/eQTL_to_TWAS

Methods for converting eQTL summary statistics into TWAS SNP-weights

Primary LanguageRGNU General Public License v3.0GPL-3.0

eQTL to TWAS

This repo contains code for deriving TWAS models from eQTL summary statistics. The same code can be used for other molecular features as well (e.g. methylation, protein, chromatin). The models are in FUSION format.

Please refer to and cite our paper comparing approaches for integration of eQTL summary statistics with GWAS summary statistics.


compute_weights.R

This script uses eQTL summary statistics to create TWAS models in a format consistent with FUSION.

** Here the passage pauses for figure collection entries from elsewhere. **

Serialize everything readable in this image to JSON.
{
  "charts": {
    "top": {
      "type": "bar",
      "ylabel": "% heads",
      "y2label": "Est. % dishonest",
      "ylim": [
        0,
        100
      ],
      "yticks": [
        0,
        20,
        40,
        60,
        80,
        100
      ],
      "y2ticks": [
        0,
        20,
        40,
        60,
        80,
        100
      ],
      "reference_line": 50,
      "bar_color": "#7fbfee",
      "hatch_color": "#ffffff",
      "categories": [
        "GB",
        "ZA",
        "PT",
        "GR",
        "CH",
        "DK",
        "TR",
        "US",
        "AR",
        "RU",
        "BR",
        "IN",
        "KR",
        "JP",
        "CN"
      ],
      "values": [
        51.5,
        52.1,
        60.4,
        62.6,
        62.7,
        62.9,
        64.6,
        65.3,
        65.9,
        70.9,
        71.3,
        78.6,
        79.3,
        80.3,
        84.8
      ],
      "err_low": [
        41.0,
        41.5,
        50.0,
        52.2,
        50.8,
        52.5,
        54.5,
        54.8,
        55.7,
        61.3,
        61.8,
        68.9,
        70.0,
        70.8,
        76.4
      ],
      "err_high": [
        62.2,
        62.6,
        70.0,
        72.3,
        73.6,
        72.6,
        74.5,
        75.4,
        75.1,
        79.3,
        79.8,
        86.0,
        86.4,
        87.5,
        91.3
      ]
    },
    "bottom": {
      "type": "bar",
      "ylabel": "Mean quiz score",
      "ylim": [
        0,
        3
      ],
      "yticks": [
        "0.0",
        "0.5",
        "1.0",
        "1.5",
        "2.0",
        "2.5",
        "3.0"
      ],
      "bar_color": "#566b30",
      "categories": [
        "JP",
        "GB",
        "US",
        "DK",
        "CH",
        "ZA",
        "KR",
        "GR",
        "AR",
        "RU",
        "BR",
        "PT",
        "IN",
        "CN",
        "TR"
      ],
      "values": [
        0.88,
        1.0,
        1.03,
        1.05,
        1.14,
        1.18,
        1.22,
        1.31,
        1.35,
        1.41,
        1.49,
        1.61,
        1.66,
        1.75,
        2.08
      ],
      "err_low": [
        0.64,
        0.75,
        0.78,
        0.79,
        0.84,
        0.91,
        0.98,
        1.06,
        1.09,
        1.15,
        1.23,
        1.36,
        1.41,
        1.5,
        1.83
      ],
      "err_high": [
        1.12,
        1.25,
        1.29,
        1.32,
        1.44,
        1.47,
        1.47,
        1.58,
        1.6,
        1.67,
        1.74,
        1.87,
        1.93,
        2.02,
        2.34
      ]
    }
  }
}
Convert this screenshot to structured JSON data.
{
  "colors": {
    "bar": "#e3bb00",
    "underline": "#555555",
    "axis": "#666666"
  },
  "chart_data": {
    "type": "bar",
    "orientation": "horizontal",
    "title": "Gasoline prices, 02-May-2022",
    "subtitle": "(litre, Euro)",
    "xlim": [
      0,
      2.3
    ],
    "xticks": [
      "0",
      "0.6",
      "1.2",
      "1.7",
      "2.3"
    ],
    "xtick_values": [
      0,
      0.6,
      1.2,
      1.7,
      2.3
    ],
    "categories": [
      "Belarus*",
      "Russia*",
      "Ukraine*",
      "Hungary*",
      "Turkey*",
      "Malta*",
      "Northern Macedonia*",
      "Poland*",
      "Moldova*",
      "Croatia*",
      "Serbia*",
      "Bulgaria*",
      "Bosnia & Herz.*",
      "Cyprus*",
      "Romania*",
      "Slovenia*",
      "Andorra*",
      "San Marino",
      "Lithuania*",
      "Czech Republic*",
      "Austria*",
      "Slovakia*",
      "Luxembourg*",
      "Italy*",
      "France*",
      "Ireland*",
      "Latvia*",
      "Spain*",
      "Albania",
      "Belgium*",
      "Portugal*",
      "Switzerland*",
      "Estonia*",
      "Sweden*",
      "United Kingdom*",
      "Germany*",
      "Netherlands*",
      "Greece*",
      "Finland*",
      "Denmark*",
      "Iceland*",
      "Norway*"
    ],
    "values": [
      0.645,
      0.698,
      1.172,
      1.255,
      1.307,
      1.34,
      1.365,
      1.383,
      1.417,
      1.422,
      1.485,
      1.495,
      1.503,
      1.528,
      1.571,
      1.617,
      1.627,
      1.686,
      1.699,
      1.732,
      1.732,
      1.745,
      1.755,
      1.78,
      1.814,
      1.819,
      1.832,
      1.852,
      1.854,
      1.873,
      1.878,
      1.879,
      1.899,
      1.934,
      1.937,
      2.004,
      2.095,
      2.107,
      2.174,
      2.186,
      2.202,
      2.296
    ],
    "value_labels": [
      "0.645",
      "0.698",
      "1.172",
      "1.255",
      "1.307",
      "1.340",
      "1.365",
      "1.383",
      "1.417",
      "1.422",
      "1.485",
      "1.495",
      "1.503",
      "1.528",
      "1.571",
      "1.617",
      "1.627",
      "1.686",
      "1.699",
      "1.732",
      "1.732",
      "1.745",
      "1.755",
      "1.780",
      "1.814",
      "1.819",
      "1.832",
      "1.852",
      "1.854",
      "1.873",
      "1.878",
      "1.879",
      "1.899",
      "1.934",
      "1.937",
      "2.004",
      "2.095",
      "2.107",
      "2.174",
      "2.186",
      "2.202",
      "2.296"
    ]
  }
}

The essential software and data requirements vary according to the methods selected to create models. The methods currently implemented are:

  • top1 - Single strongest eQTL
  • PRS-CS - Bayesian polygenic scoring method
  • SBayesR - Bayesian polygenic scoring method, implemented in GCTB
  • DBSLMM - Bayesian polygenic scoring method
  • LDpred2 - Bayesian polygenic scoring method, implemented in bigsnpr
  • lassosum - Lasso-regularised polygenic scoring method
  • SuSiE - SNP fine-mapping software, with polygenic scoring applications

Essential software and data:
  • eQTL summary statistics

    • Must have the following columns: GENE, CHR, SNP, BP, A1, A2, BETA, SE, Z, P, FREQ, N
    • BP must be in genome build GRCh37/hg19
  • Reference plink files

    • For example, 1000 Genomes Phase 3
    • Split by chromosome, containing RSIDs, build GRCh37/hg19
  • R libraries

    install.packages(c('optparse','data.table'))
    
  • GCTB software and GCTB reference data

  • GCTA software


Method specific software and data:
  • PRS-CS

  • DBSLMM

    • DBSLMM software
    • Note. compute_weights.R does not work with the latest version of DBSLMM. You must git reset to a previous branch as follows
    • git reset --hard aa6e7ad5b8a7d3b6905556a4007c4a1fa2925b7d
      
  • LDpred2

  • lassosum

    • install.packages(c('lassosum','fdrtool'))
      
  • SuSiE

    • install.packages('susieR')
      

Example of running the script for a single gene:
Rscript eQTL_to_TWAS/compute_weights.R \
    --id ENSG00000206503 \
    --extract /Data/ldsc/w_hm3.snplist \
    --sumstats /Data/eQTLGen/eQTLGen_sumstats.txt \
    --gcta /Software/gcta_1.94 \
    --gctb /Software/gctb_203 \
    --gctb_ref /Data/gctb_ref/ukbEURu_hm3_shrunk_sparse/ukbEURu_hm3_v3_50k_chr \
    --plink_ref_chr /Data/1KG/Phase3/1KGPhase3.w_hm3.chr \
    --plink_ref_keep /Data/1KG/Phase3/keep_files/EUR_samples.keep \
    --ld_blocks /Data/LDetect/EUR \
    --rscript Rscript \
    --dbslmm /Software/DBSLMM/software \
    --plink /Software/plink1.9 \
    --PRScs_path /Software/PRScs \
    --PRScs_ref_path /Software/PRScs/ldblk_1kg_eur \
    --ldpred2_ref_dir /Data/ldpred2_ref \
    --output /Data/eQTL_to_TWAS/Test

This will create a file called 'ENSG00000206503.RDat' in the folder '/Data/eQTL_to_TWAS/Test'. This can be parallelised across genes, or run linearly for all genes in the --sumstats file by removing the --id parameter.